Blog Mexico City in Reality

Mexico City in Reality

I visited Mexico City for the first time this year, but it felt like returning to a place I’d already been to. Not because I’ve been to other parts of the country before. Not because of the comforting tug of a place that just feels like home. But because I’d already become so familiar with it through social media. Through hours of other people’s videos and recommendations, seeing a place through the eyes of someone else. It was a surreal recognition, a feeling of déjà vu from a long forgotten dream.

I have a nagging, cynical fear that in the age of social media nothing will come as a surprise anymore.

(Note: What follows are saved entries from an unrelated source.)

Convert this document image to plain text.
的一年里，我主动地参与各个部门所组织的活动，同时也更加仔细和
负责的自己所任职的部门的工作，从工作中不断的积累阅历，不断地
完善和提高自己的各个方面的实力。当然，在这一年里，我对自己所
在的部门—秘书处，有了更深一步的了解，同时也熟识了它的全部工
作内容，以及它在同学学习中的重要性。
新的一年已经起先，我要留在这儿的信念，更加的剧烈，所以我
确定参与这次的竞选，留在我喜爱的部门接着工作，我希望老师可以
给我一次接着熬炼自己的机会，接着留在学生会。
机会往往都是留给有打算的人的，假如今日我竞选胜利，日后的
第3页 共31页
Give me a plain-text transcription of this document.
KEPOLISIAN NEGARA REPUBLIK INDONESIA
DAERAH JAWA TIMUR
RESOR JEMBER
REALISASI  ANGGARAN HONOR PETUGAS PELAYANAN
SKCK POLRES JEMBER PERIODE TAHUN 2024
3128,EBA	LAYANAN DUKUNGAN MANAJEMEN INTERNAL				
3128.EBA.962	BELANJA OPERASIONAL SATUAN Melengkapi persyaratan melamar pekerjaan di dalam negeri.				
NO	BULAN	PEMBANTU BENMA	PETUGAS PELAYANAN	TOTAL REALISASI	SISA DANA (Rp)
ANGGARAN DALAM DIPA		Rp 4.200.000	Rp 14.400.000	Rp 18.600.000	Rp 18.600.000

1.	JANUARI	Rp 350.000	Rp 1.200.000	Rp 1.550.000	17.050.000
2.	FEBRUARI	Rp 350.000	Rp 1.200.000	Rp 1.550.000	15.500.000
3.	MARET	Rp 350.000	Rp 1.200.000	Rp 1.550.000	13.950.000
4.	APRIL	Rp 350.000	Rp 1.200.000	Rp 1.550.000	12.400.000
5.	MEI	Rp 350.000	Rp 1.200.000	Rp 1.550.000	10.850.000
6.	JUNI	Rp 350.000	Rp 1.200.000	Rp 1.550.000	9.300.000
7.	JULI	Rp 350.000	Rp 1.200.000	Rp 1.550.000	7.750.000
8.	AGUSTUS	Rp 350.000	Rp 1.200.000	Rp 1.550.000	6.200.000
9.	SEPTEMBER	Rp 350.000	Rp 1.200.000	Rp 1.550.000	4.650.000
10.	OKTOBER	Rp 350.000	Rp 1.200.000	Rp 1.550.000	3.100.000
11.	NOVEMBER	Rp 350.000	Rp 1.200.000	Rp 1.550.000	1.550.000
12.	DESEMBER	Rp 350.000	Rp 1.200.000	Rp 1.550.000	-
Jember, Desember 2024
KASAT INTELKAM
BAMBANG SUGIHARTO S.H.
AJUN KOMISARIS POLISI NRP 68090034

Traveling is just a checklist of all the places you saved on Google maps, found only because the algorithm suggested them to you based on data points that may or may not be true. My own algorithm, like a personal assistant vying for a promotion, knew that my trip was getting closer. I clicked on one reel of a Mexico City recommendation and my entire feed was flooded with posts suggesting this restaurant or that museum.

 

And I completely admit to playing a role in this cycle. I was intrigued. I manically clicked and saved. Everything looked like something I would like. I used to watch hour-long episodes on the Travel Channel, now I watched 15 second clips that gave me nothing but everything all at once and only left me wanting more.

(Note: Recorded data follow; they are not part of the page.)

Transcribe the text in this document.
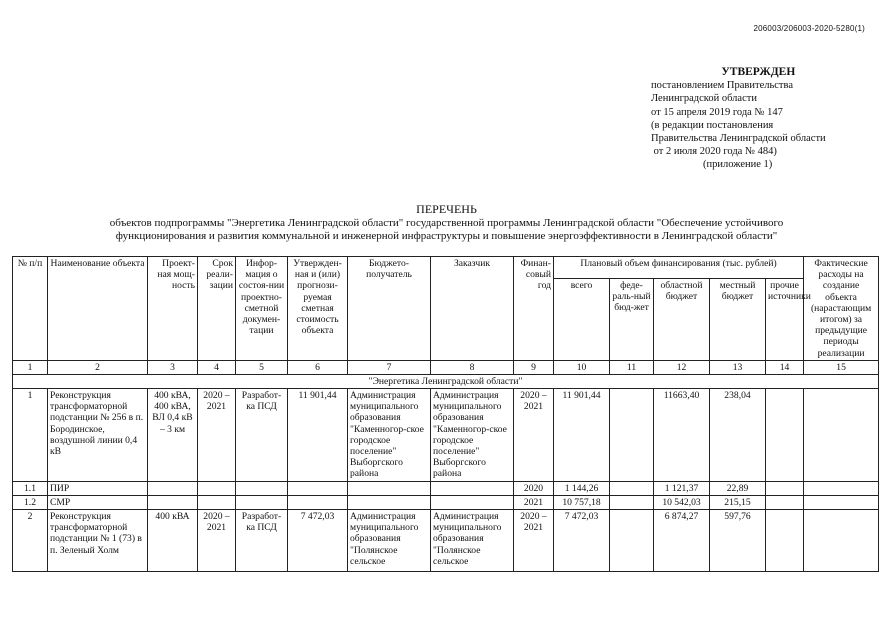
206003/206003-2020-5280(1)
УТВЕРЖДЕН
постановлением Правительства
Ленинградской области
от 15 апреля 2019 года № 147
(в редакции постановления
Правительства Ленинградской области
от 2 июля 2020 года № 484)
(приложение 1)
ПЕРЕЧЕНЬ
объектов подпрограммы "Энергетика Ленинградской области" государственной программы Ленинградской области "Обеспечение устойчивого
функционирования и развития коммунальной и инженерной инфраструктуры и повышение энергоэффективности в Ленинградской области"
№ п/п	Наименование объекта	Проект-ная мощ-ность	Срок реали-зации	Инфор-мация о состоя-нии проектно-сметной докумен-тации	Утвержден-ная и (или) прогнози-руемая сметная стоимость объекта	Бюджето-получатель	Заказчик	Финан-совый год	Плановый объем финансирования (тыс. рублей)					Фактические расходы на создание объекта (нарастающим итогом) за предыдущие периоды реализации
									всего	феде-раль-ный бюд-жет	областной бюджет	местный бюджет	прочие источники	
1	2	3	4	5	6	7	8	9	10	11	12	13	14	15
"Энергетика Ленинградской области"														
1	Реконструкция трансформаторной подстанции № 256 в п. Бородинское, воздушной линии 0,4 кВ	400 кВА, 400 кВА, ВЛ 0,4 кВ – 3 км	2020 – 2021	Разработ-ка ПСД	11 901,44	Администрация муниципального образования "Каменногор-ское городское поселение" Выборгского района	Администрация муниципального образования "Каменногор-ское городское поселение" Выборгского района	2020 – 2021	11 901,44		11663,40	238,04		
1.1	ПИР							2020	1 144,26		1 121,37	22,89		
1.2	СМР							2021	10 757,18		10 542,03	215,15		
2	Реконструкция трансформаторной подстанции № 1 (73) в п. Зеленый Холм	400 кВА	2020 – 2021	Разработ-ка ПСД	7 472,03	Администрация муниципального образования "Полянское сельское	Администрация муниципального образования "Полянское сельское	2020 – 2021	7 472,03		6 874,27	597,76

For a place as popular as Mexico City, with its proximity to the United States and the fame of its art and food scene, it comes as no surprise that there would be an overflow of content. I’m only using Mexico City as an example, but this is the case for so many places. Tokyo, Bali, Lisbon. Just type in the name of any destination and your feed will be plagued with more recommendations than you’ll have time to physically visit.

 

When I backpacked Asia in 2016, social media was just starting to take off. There were the early travel influencers who popularized certain “Insta-famous” photo spots. But it was nothing like the content overload it is today. I remember the freedom of arriving in a new town and asking a fellow traveler or the host at the front desk of the hostel for their favorite recommendations. It was deliberate and unplanned and I almost always had a memorable time. I met travelers who carried a crinkled copy of the Lonely Planet, dog-eared and marked with highlights. Now, our content moves too fast to be printed. 

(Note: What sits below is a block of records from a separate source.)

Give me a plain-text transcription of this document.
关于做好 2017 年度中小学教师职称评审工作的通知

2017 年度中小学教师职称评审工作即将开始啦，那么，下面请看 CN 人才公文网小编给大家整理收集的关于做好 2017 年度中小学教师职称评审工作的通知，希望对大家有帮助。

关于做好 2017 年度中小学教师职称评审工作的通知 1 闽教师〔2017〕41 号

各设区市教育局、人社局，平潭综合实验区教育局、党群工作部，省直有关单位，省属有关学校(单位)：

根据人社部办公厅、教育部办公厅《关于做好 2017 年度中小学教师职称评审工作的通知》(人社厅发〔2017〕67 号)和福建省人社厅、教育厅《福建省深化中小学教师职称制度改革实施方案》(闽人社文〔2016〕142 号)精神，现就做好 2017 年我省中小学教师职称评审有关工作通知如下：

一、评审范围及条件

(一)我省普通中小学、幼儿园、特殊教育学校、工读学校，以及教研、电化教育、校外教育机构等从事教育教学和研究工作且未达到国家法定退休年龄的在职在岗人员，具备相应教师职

While I love how much of the world has opened up to us in the palm of our hands, it also feels like a shrinkage. Like we’re all visiting the same spots and no one is discovering anything new just because it wasn’t aesthetically worthy to post about. There is a heavy reliance on reviews  and social proof that some place is worth our time and money. And I get it. Our vacations are limited, and we want to make sure it’s spent at the supposedly “best” places. But in doing so, aren’t we missing out on something else? The unknown, the potential, the spontaneity. A non-prescriptive way of traveling guided simply by coincidence and instinct. 

Of course I want to try the award-winning, world-renowned, well-reviewed places. They’re acclaimed for a reason. But I also want to leave room for serendipity. If I wanted a trip that was 100% mapped-out, with a bulletproof itinerary and reservations for every meal, I would join a tour group. What I want is to still be surprised, to still feel like I’m discovering something with my own eyes.

 

Actually standing in the dusty streets of Mexico City, feeling the greasy heat wafting from the al pastor stand, hearing all the little noises that sound slightly different from those back home (birds, drunken men shouting in Spanish, an ambulance siren), I felt like my digital self and my physical self were converging. All that I had expected Mexico City to be from social media finally took shape and pulsed with life. An HD video in 5D existence, with all the sensory downloads that could only be felt physically. The POV was real and not through someone else’s eyes. Here, at last, was an experience that cannot be captured through pixels.